Ce samedi, alors que l’annonce d’une prolongation de la trêve entre Israël et le Liban se faisait entendre, l’armée israélienne a intensifié ses frappes sur le sud du pays. Les bombardements ont touché plusieurs villages, notamment près de Saïda, à plus de 50 kilomètres de la frontière, soulevant des questions sur la validité de cette trêve.
EN BREF
- Israël mène des frappes sur le sud du Liban malgré une trêve prolongée.
- Des villages évacués et des infrastructures du Hezbollah visées par les bombardements.
- Plus de 400 personnes ont été tuées au Liban depuis le début des hostilités en avril.
Les frappes israéliennes ont été justifiées par l’armée comme étant des actions visant des infrastructures du Hezbollah, un mouvement armé pro-iranien. Ces opérations ont été précédées de l’ordre d’évacuation de neuf villages, ce qui a provoqué un mouvement d’exode des habitants de la région. Ali Salamé, un homme de 60 ans, a exprimé son indignation : « Ce n’est pas une trêve puisque les agressions israéliennes se poursuivent sur le sud et ses habitants. Il y a des martyrs, des blessés et des destructions. »
Les conséquences de ces frappes sont désastreuses. Selon le ministère de la Santé libanais, six personnes ont été tuées vendredi, dont trois secouristes du Comité islamique de santé. À Tyr, une ville côtière, 37 personnes ont été blessées dans des bombardements sur des zones résidentielles. Ibrahim Kahwaji, un tailleur local, a déclaré : « Ils ont détruit le quartier tout entier. Ils vident le sud de sa population, c’est une véritable occupation. »

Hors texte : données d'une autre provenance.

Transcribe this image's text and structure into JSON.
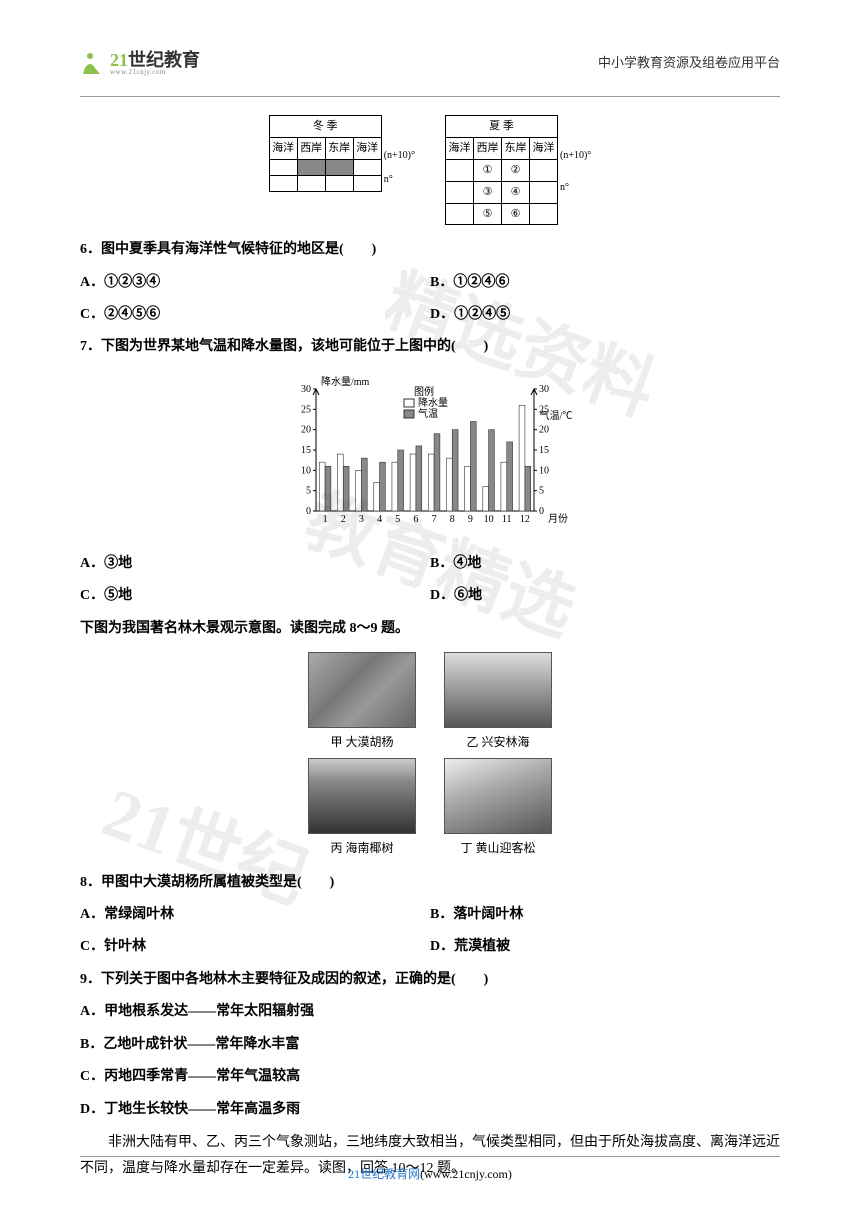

La situation est d’autant plus complexe que vendredi, Israël et le Liban ont conclu une troisième session de négociations à Washington. Ces pourparlers, les premiers en des décennies entre les deux pays, portent sur des questions délicates, y compris le désarmement du Hezbollah. Ce dernier s’oppose fermement à ces discussions, continuant de revendiquer des attaques contre l’armée israélienne, qui occupe actuellement une partie du sud du Liban.
Le conflit a pris une tournure tragique depuis le 2 mars, lorsqu’une attaque du Hezbollah a visé Israël en représailles à la mort du guide suprême iranien, Ali Khamenei. Depuis lors, près de 3 000 personnes ont perdu la vie, et plus d’un million ont été déplacées, selon les chiffres officiels.
Alors que la situation demeure tendue, les habitants du sud du Liban vivent dans la peur et l’incertitude. Les questions de sécurité et de souveraineté nationale sont plus que jamais au cœur des préoccupations, alors que les pourparlers de paix semblent déjà compromis par la poursuite des violences.
Les événements récents montrent à quel point la région traverse une période critique. La nécessité d’une solution durable pour mettre fin aux hostilités se fait de plus en plus pressante, mais les acteurs impliqués semblent plus divisés que jamais.